May 8, 2004 was a beautiful day.
I mean that in terms of both the weather and what happened that day.
It was the day Kathy and I got married.
It did rain that night. Maybe a metaphor for marriage? Not every day is sunshine et cetera et cetera?
But most days have been, I guess, when all is told.
I was trying to remember that day to write about it a little. Everyone says try to take it in and remember it because it goes by in a blur and that’s true…but my trouble right now with remembering that day is that it was so long ago.
I don’t remember much from 21 years ago.
I am trying to remember where I even started the day - my apartment? Did my brother come over with his tux and did we hang out before the wedding? I don’t remember.
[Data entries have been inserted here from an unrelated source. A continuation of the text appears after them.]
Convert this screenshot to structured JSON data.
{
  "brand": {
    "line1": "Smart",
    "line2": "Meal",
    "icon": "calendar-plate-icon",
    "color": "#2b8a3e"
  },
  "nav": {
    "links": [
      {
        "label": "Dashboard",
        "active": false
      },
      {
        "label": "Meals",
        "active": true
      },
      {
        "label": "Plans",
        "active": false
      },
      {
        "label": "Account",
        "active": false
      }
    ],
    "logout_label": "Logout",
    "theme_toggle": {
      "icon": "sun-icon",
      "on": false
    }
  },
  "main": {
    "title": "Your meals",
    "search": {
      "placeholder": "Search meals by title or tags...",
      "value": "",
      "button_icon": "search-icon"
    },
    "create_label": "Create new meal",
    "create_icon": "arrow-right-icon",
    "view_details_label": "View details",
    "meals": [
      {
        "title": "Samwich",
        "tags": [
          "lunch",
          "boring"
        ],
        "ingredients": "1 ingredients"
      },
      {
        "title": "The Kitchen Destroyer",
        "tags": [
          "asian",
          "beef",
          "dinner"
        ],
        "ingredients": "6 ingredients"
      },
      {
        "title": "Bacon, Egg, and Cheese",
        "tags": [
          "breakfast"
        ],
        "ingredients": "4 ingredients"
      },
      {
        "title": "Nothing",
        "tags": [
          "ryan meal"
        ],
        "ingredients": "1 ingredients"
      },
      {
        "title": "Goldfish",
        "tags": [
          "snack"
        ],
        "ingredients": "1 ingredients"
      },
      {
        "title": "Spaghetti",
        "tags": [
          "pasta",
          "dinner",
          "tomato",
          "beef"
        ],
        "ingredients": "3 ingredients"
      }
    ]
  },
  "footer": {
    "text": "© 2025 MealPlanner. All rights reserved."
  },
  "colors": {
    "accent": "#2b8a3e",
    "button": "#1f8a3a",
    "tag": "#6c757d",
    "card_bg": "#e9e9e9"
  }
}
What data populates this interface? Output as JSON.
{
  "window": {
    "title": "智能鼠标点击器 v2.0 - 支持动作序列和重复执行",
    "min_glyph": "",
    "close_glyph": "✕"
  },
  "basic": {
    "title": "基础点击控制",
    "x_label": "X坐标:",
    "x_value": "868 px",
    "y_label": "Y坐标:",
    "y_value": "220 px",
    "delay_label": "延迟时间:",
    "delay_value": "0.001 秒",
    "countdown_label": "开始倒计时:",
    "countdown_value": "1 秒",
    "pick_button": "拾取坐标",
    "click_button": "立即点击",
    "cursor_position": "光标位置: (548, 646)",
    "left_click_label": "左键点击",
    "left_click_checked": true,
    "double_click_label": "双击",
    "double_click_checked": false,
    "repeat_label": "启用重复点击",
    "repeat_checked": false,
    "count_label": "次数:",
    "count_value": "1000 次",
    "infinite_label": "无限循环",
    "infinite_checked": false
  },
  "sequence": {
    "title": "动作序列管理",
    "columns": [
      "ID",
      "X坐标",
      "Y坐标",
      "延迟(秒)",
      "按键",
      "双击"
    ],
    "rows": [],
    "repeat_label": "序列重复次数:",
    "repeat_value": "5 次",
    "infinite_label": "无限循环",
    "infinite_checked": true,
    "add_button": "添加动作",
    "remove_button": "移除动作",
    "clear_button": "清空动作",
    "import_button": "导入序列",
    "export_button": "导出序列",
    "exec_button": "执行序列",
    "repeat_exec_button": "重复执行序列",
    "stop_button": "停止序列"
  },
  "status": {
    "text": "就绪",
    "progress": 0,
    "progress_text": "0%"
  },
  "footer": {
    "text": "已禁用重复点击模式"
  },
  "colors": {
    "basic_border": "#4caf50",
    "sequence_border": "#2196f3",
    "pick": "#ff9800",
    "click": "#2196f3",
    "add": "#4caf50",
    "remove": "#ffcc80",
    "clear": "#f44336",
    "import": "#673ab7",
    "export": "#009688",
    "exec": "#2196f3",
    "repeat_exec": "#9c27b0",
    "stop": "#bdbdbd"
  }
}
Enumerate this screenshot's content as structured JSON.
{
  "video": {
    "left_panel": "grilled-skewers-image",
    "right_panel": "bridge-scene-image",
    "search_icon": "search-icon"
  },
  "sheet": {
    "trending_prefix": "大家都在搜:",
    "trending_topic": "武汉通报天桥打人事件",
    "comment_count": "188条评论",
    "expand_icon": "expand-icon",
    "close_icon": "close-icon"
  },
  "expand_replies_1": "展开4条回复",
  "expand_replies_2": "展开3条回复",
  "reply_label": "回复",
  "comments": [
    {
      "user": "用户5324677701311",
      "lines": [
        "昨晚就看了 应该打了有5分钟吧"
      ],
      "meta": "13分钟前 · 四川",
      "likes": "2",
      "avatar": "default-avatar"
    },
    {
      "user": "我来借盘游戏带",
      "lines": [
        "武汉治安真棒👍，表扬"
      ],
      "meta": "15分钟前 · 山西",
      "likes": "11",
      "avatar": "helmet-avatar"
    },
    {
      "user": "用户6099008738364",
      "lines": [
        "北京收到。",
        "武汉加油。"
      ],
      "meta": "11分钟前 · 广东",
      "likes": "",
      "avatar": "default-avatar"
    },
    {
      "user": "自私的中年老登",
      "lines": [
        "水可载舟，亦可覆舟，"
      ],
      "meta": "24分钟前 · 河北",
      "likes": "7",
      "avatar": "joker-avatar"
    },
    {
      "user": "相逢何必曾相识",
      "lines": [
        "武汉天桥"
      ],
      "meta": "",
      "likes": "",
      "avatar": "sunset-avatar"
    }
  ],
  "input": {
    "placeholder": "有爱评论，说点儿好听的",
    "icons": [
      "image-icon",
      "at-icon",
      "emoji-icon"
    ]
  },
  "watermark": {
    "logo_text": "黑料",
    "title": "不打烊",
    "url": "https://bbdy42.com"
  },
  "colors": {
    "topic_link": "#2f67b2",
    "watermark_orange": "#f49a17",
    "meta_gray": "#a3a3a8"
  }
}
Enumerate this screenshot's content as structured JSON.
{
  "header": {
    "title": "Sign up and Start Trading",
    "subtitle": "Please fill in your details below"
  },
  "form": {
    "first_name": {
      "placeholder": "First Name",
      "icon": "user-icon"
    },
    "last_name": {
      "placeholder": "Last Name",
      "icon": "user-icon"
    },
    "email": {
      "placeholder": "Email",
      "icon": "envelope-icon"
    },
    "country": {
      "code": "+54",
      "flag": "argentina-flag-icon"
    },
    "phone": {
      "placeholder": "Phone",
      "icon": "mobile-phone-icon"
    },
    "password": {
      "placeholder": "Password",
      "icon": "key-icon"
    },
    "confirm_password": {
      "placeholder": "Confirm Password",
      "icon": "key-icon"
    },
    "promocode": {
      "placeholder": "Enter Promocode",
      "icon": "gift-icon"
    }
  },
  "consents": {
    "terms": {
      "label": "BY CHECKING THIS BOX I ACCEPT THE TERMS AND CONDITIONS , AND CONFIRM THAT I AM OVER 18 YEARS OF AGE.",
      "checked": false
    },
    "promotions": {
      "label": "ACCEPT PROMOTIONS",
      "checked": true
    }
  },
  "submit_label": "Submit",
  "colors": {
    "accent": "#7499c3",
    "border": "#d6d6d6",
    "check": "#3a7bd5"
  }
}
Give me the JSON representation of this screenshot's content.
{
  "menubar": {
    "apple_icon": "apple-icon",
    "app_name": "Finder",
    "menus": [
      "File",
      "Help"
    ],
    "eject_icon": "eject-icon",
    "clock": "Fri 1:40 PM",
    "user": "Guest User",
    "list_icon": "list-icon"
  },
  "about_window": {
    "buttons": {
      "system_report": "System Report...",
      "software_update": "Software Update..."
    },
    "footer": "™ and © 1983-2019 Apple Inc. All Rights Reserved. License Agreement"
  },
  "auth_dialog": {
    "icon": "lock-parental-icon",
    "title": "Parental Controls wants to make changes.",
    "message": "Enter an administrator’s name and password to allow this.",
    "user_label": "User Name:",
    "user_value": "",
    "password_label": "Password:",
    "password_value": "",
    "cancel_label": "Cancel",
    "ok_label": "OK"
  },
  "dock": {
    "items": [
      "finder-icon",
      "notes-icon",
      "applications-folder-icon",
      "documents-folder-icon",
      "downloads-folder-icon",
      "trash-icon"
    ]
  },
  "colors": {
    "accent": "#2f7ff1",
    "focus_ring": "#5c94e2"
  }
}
How did I get to the church? Someone must have driven me. I don’t remember.
I remember the nice weather, some of the limo bus ride to the picture-taking and then the reception.
I have snippets of memories of all of our favorite people at the reception.
It was a morning ceremony, an afternoon reception, and then there was an evening hang at the hotel where a lot of my family was staying.
Kathy and I were there for some of that but we had an early morning flight to Hawaii and had to do some packing.
I remember my dad driving us back to our apartment in the pouring rain. (He’d be back early the next morning to take us to the airport.)
I remember some of Hawaii. I remember stopping in Arizona on the way out for a Mets-Diamondbacks game. (Funny, because the Mets were at the Diamondbacks for three games to start this week in 2025.)
Now here Kathy and I are on the verge of having two kids in high school with another in college.
Every year for our anniversary I added a page to a scrapbook with pictures showing highlights from the year.
Last year I decided it would be the last one - 20 years seemed like as good a stopping point as any.
Turns out this year had a lot of highlights that would have made a nice scrapbook page.
But all good things must come to an end. I wasn’t confident I could keep doing the scrapbook forever.
Because I am confident that’s how long Kathy and I will be together.